Ховард Филлипс Лавкрафт (1890–1937), американский писатель первой трети XX века, неоднократно обращался в своих произведениях к теме воскрешения мертвых.
Тема воскрешения тесно примыкает к еще более обширной теме воскресения, которая известна с древних времен в самых различных мифологиях, фольклоре, религии, и была связана с обновлением природы, с началом новой жизни, с великими Божественными чудесами, обращающими печаль в радость. Характерные примеры можно найти в Библии, особенно в Евангелии. В Ветхом Завете мертвых воскрешали пророки Илия (3 Цар. 18:17) и Елисей (4 Цар. 4:18)[i], Новый же Завет весь пропитан радостным ожиданием будущего воскресения всех людей и начала вечной жизни. «Христианская надежда опирается на радостное благовестие о разрушении смерти: "Смерти празднуем умерщвление, адово разрушение, иного жития вечного начало" (из пасхального канона)»[ii]. «Иисус Христос "явил жизнь и нетление через благовестие" (2 Тим. 1; 10): последователи Христа не были подобны "прочим, не имеющим надежд" после своей смерти (1 Фесс. 4:13); христианство было религией воскресения и бессмертия»[iii].
Повествование о возвращении умерших к жизни под воздействием Божественной силы можно встретить у всех четырех евангелистов. «... Матфей и Марк довольствуются одним рассказом — о воскрешении дщери Иаира (Мф. 9; 18. Мк. 5; 23).
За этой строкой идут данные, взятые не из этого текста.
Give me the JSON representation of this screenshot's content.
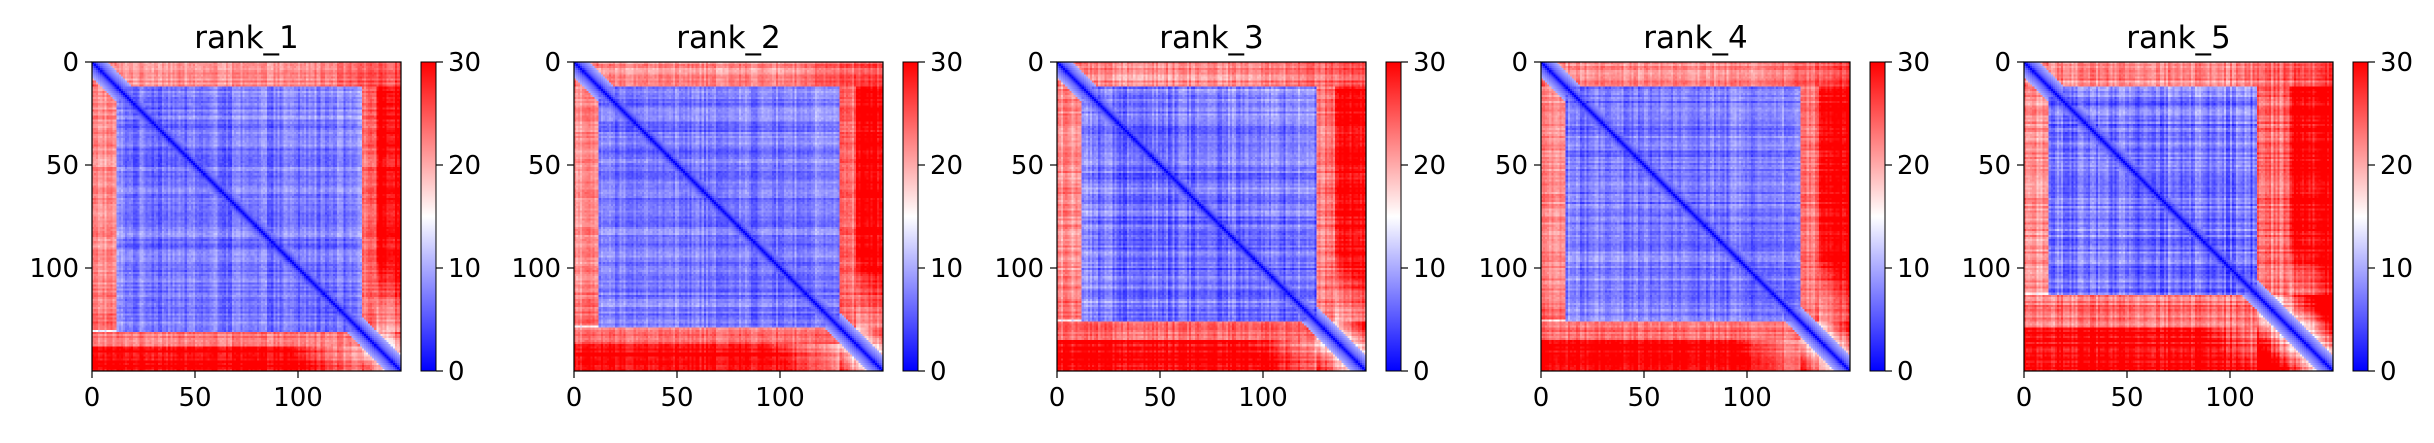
{
  "colors": {
    "low": "#0000ff",
    "mid": "#ffffff",
    "high": "#ff0000",
    "frame": "#000000"
  },
  "chart_data": [
    {
      "type": "heatmap",
      "title": "rank_1",
      "size": 150,
      "x_ticks": [
        "0",
        "50",
        "100"
      ],
      "y_ticks": [
        "0",
        "50",
        "100"
      ],
      "x_tick_values": [
        0,
        50,
        100
      ],
      "y_tick_values": [
        0,
        50,
        100
      ],
      "colorbar": {
        "min": 0,
        "max": 30,
        "ticks": [
          "0",
          "10",
          "20",
          "30"
        ],
        "tick_values": [
          0,
          10,
          20,
          30
        ],
        "colormap": "bwr"
      },
      "core_start": 12,
      "core_end": 130,
      "right_start": 137,
      "noise": 0.06
    },
    {
      "type": "heatmap",
      "title": "rank_2",
      "size": 150,
      "x_ticks": [
        "0",
        "50",
        "100"
      ],
      "y_ticks": [
        "0",
        "50",
        "100"
      ],
      "x_tick_values": [
        0,
        50,
        100
      ],
      "y_tick_values": [
        0,
        50,
        100
      ],
      "colorbar": {
        "min": 0,
        "max": 30,
        "ticks": [
          "0",
          "10",
          "20",
          "30"
        ],
        "tick_values": [
          0,
          10,
          20,
          30
        ],
        "colormap": "bwr"
      },
      "core_start": 12,
      "core_end": 128,
      "right_start": 136,
      "noise": 0.06
    },
    {
      "type": "heatmap",
      "title": "rank_3",
      "size": 150,
      "x_ticks": [
        "0",
        "50",
        "100"
      ],
      "y_ticks": [
        "0",
        "50",
        "100"
      ],
      "x_tick_values": [
        0,
        50,
        100
      ],
      "y_tick_values": [
        0,
        50,
        100
      ],
      "colorbar": {
        "min": 0,
        "max": 30,
        "ticks": [
          "0",
          "10",
          "20",
          "30"
        ],
        "tick_values": [
          0,
          10,
          20,
          30
        ],
        "colormap": "bwr"
      },
      "core_start": 12,
      "core_end": 125,
      "right_start": 134,
      "noise": 0.07
    },
    {
      "type": "heatmap",
      "title": "rank_4",
      "size": 150,
      "x_ticks": [
        "0",
        "50",
        "100"
      ],
      "y_ticks": [
        "0",
        "50",
        "100"
      ],
      "x_tick_values": [
        0,
        50,
        100
      ],
      "y_tick_values": [
        0,
        50,
        100
      ],
      "colorbar": {
        "min": 0,
        "max": 30,
        "ticks": [
          "0",
          "10",
          "20",
          "30"
        ],
        "tick_values": [
          0,
          10,
          20,
          30
        ],
        "colormap": "bwr"
      },
      "core_start": 12,
      "core_end": 125,
      "right_start": 134,
      "noise": 0.06
    },
    {
      "type": "heatmap",
      "title": "rank_5",
      "size": 150,
      "x_ticks": [
        "0",
        "50",
        "100"
      ],
      "y_ticks": [
        "0",
        "50",
        "100"
      ],
      "x_tick_values": [
        0,
        50,
        100
      ],
      "y_tick_values": [
        0,
        50,
        100
      ],
      "colorbar": {
        "min": 0,
        "max": 30,
        "ticks": [
          "0",
          "10",
          "20",
          "30"
        ],
        "tick_values": [
          0,
          10,
          20,
          30
        ],
        "colormap": "bwr"
      },
      "core_start": 12,
      "core_end": 112,
      "right_start": 128,
      "noise": 0.08
    }
  ]
}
Лука сообщает уже два рассказа — о воскрешении дщери Иаира (8:41) и сына вдовы Наинской (7:11), а Иоанн, хотя и ограничивается всего одним рассказом о воскрешении Лазаря (гл. 11), но форма этого рассказа так ярка, что он стоит множества других в том же роде»[iv].
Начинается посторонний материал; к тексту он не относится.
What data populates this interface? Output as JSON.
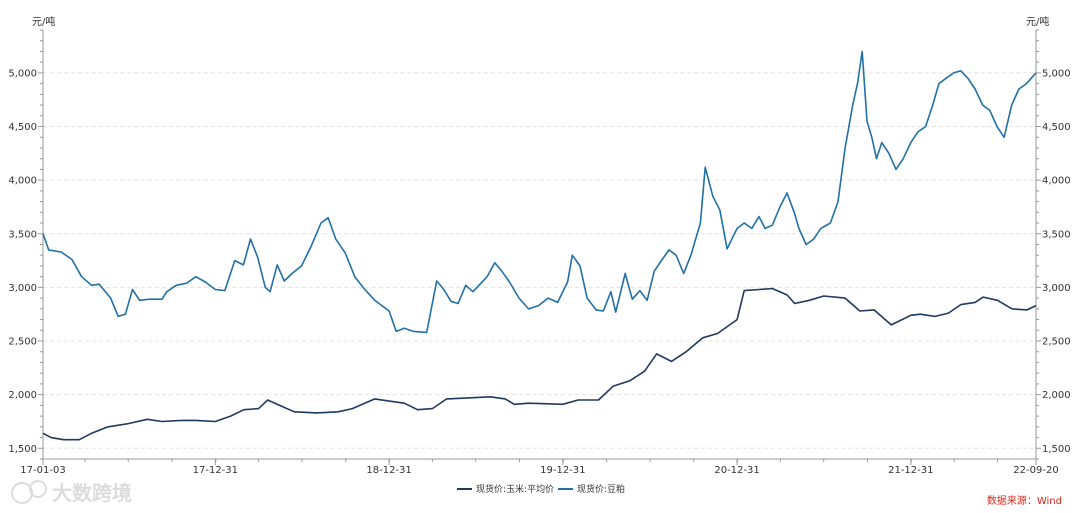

В Евангелии акт воскрешения мертвого совершает Сам Господь, не только оживляя тело, но и оживотворяя его душой.
Еще более великое чудо, которое нельзя здесь не упомянуть, было совершено Христом незадолго до Его Голгофских страданий – воскрешение Лазаря. Это чудо превзошло подобные ему тем, что Лазарь, в отличие от только что скончавшейся дочери Иаира и сына вдовы Наинской, воскрешен спустя четыре дня с момента смерти, и признаки разложения были уже видимы и ощутимы окружающими. Кульминацией целого ряда чудес воскрешения мертвых Спасителем стало собственное воскресение Христа, которым Он засвидетельствовал свою Божественную сущность.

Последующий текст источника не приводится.